Parthian empire was a major Iranian political and cultural power in ancient Iran
Today, most people know little about the Parthian Empire and if they do it is in reference to the Parthians being the enemies of Rome. The Parthians and Romans were eternal enemies for much of Rome’s late Republic and early Imperial phases, with the Parthians often inflicting humiliating defeats on the Romans. The Parthians defeated the Roman general Crassus at Carrhae in 53 BC, Mark Antony in 36 BC, and took several Roman eagle standard over the course of their many wars.
The Parthian Empire was established in the third century BC and lasted until the third century AD, making it one of the longest enduring empires and dynasties in world history. In terms of geographic scope, the Parthian Empire stretched from Bactria (present day Afghanistan) in the east to the Euphrates River in the west and comprised scores of different ethnicities, languages, and religions.
The men who ruled the Parthian Empire were descended from an ethnic group known as the Parni, which is where the people and the region of Parthia in Persia received their names. The Parni originally hailed from the eastern shores of the Caspian Sea and later migrated west after Alexander the Great’s invasions into the region during the fourth century BC
Although the Parthians spoke a Persian dialect and followed many Persian religious and cultural conventions, they were not linked directly by blood to their Achaemenid Persian predecessors.
The Parthians built one of the greatest and most powerful, although often overlooked, empires of the ancient world. For nearly 500 years, the Parthians ruled a large swath of land that stretched from Bactria to Mesopotamia and ruled over millions of different peoples.

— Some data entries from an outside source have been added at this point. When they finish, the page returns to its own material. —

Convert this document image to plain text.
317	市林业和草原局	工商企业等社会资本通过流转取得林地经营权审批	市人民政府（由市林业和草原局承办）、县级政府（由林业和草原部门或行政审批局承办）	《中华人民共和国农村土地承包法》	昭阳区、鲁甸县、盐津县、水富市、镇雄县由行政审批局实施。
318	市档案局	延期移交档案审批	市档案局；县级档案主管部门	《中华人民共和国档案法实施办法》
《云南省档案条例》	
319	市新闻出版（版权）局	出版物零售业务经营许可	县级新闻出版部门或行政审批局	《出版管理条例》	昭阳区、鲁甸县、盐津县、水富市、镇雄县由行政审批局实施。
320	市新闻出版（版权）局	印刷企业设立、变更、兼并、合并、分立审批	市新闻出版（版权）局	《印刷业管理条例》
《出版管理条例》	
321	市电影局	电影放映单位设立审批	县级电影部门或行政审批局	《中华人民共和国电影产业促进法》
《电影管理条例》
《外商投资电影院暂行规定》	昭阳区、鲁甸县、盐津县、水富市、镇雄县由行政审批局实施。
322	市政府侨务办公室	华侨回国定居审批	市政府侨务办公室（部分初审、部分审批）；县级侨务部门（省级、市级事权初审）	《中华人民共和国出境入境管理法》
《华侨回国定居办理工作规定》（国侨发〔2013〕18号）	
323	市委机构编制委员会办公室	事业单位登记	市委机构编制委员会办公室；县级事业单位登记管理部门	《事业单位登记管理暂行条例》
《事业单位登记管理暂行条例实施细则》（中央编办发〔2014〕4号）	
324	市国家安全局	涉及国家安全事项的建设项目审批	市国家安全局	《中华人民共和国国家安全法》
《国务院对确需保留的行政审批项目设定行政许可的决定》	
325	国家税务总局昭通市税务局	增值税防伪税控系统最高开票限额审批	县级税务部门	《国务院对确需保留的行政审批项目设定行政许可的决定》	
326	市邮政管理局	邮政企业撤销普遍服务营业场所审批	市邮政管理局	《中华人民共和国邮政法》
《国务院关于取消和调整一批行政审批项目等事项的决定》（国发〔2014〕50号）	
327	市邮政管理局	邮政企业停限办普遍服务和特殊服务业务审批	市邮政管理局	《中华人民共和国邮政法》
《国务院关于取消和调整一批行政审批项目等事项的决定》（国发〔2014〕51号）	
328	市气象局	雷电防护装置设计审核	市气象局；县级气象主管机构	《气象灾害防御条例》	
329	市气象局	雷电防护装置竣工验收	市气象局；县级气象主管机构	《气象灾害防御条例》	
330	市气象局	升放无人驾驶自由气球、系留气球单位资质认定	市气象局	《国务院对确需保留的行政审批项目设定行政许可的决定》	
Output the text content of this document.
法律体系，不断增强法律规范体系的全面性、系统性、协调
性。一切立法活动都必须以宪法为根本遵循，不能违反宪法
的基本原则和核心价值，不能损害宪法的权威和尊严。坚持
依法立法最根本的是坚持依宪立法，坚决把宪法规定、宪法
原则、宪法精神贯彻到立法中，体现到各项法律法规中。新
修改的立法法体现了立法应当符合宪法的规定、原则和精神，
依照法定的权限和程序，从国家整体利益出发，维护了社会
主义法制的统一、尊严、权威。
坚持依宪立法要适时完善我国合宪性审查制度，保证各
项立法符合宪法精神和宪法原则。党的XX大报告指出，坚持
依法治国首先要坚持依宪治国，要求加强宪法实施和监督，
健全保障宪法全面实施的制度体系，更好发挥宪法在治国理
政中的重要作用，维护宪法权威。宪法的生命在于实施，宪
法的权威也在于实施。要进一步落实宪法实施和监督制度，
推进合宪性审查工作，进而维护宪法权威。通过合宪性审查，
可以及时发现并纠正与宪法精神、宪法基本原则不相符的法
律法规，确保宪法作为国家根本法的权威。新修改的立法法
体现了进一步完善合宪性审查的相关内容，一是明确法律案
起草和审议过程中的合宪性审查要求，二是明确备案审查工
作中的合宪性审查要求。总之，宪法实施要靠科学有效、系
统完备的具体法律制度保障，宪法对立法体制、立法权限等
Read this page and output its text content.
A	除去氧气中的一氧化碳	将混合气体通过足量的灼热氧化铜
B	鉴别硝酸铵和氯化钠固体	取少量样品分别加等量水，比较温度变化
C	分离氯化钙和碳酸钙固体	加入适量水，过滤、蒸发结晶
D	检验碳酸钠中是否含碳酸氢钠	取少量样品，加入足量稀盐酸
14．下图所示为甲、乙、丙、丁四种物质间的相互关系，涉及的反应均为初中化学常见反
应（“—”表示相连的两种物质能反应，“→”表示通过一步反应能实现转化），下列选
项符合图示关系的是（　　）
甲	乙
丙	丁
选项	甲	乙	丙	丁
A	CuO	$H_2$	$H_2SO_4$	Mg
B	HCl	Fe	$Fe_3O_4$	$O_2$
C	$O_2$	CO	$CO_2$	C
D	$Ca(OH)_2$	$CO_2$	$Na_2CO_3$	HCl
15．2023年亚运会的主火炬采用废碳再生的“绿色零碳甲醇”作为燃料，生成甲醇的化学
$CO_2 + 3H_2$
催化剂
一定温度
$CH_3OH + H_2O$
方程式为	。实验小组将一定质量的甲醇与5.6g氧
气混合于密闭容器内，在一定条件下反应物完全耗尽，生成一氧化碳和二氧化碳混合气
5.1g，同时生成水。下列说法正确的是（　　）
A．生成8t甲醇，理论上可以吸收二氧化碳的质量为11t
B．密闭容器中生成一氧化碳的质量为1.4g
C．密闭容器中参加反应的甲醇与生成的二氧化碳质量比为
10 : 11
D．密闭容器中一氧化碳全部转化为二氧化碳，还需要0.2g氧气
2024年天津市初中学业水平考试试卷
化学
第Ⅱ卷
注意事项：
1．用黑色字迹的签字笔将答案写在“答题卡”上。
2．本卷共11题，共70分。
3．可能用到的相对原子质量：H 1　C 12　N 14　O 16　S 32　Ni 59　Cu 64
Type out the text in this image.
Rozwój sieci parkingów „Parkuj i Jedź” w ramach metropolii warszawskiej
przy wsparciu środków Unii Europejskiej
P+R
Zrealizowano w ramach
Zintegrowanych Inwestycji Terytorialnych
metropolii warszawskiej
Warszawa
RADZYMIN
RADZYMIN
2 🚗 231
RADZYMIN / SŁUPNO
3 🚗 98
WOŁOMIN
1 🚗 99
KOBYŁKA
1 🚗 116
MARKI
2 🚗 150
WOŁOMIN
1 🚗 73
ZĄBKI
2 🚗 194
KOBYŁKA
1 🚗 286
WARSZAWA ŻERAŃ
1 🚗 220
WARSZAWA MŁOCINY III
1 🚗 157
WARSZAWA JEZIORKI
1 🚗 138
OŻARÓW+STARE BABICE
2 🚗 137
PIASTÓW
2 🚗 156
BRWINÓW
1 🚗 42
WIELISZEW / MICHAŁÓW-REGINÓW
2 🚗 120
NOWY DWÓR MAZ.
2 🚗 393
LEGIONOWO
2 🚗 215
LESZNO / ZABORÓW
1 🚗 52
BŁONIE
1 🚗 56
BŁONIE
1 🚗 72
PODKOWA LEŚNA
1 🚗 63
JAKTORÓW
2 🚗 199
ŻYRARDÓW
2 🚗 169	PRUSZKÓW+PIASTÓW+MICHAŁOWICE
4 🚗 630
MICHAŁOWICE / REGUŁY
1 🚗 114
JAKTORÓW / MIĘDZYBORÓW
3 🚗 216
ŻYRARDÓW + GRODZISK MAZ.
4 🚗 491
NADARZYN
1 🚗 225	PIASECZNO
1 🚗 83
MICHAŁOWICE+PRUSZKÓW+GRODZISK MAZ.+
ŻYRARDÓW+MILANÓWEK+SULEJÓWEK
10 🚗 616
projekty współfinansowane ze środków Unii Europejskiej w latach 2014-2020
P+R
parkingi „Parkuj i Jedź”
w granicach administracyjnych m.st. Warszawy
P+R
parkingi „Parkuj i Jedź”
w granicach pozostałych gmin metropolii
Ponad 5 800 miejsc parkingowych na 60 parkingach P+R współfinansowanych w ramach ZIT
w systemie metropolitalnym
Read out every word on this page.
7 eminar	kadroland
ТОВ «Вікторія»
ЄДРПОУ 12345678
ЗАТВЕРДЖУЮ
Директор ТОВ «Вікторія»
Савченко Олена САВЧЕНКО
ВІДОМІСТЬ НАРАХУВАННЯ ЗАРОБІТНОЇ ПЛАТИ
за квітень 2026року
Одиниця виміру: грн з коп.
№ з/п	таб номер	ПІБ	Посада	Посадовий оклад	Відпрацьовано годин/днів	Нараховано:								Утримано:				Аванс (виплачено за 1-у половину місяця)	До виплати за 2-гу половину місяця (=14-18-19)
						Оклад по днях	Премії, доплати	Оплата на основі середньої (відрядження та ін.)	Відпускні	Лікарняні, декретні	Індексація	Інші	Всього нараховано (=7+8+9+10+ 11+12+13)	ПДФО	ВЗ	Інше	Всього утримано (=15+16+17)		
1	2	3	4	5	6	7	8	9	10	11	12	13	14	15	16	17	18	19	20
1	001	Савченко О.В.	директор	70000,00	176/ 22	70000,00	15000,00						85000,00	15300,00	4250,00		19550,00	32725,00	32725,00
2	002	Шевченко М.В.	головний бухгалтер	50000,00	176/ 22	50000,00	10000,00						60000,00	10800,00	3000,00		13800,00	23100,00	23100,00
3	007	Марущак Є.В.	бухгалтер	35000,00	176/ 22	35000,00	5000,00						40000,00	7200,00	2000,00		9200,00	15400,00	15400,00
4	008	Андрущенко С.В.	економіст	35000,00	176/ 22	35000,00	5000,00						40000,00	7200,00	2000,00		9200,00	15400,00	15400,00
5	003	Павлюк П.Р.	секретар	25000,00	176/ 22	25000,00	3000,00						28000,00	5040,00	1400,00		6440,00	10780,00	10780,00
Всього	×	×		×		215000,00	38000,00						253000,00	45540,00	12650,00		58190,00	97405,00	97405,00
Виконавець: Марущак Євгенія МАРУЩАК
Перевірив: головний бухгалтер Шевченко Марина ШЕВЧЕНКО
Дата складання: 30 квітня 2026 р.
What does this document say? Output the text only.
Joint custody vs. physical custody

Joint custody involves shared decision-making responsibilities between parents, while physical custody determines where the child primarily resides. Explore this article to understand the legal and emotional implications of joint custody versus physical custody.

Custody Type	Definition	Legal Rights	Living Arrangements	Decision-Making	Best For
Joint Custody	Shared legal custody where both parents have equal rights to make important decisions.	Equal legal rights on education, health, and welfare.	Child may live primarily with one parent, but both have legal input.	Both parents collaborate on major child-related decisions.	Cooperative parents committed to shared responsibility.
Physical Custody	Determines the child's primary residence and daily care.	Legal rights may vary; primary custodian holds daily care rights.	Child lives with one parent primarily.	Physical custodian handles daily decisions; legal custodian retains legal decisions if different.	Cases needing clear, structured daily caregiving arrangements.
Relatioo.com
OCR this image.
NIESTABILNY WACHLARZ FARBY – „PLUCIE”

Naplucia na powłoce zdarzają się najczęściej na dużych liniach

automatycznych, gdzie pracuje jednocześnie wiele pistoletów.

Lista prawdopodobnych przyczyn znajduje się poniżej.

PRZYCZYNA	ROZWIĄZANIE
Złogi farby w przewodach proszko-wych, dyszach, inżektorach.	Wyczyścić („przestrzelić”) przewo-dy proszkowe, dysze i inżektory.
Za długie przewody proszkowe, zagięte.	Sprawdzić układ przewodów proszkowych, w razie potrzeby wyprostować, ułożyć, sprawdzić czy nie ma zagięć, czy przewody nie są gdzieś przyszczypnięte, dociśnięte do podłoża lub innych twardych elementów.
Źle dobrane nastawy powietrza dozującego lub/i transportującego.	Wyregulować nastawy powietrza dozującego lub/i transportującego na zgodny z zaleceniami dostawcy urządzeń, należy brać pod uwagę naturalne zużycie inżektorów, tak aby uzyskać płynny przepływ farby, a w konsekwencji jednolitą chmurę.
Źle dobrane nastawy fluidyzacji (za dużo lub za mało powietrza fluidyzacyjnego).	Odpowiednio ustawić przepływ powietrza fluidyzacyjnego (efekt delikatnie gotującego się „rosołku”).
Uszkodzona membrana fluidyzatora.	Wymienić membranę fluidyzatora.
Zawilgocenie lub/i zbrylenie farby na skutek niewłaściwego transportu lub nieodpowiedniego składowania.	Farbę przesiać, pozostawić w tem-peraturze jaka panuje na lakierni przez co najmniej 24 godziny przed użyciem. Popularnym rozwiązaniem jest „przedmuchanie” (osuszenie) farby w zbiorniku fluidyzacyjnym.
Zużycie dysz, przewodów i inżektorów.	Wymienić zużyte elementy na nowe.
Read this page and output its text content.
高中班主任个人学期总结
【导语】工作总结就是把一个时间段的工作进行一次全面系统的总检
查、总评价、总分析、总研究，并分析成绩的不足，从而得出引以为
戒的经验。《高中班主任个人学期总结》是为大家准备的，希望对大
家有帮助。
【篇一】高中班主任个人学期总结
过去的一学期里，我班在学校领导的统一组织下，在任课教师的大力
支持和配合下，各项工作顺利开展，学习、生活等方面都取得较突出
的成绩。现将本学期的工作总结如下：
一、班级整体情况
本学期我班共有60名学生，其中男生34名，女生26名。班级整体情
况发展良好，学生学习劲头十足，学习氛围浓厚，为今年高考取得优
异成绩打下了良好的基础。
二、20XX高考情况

The Parthians were able to do this due to an excellent economy and military. Because Parthia was located strategically on the middle of the Silk Road, the Parthians were able to extract princely fees from merchants who wished to move goods between the West and East.
After profiting from the Silk Road trade, the Parthian kings were able to fund a highly effective and unique army that relied on noble horsemen. Those horsemen expanded the Parthian Empire’s borders and successfully defended it from incursions by the Romans for many years before internal problems and a new Persian dynasty, the Sassanians, led to the collapse of the long-lived Parthian Dynasty.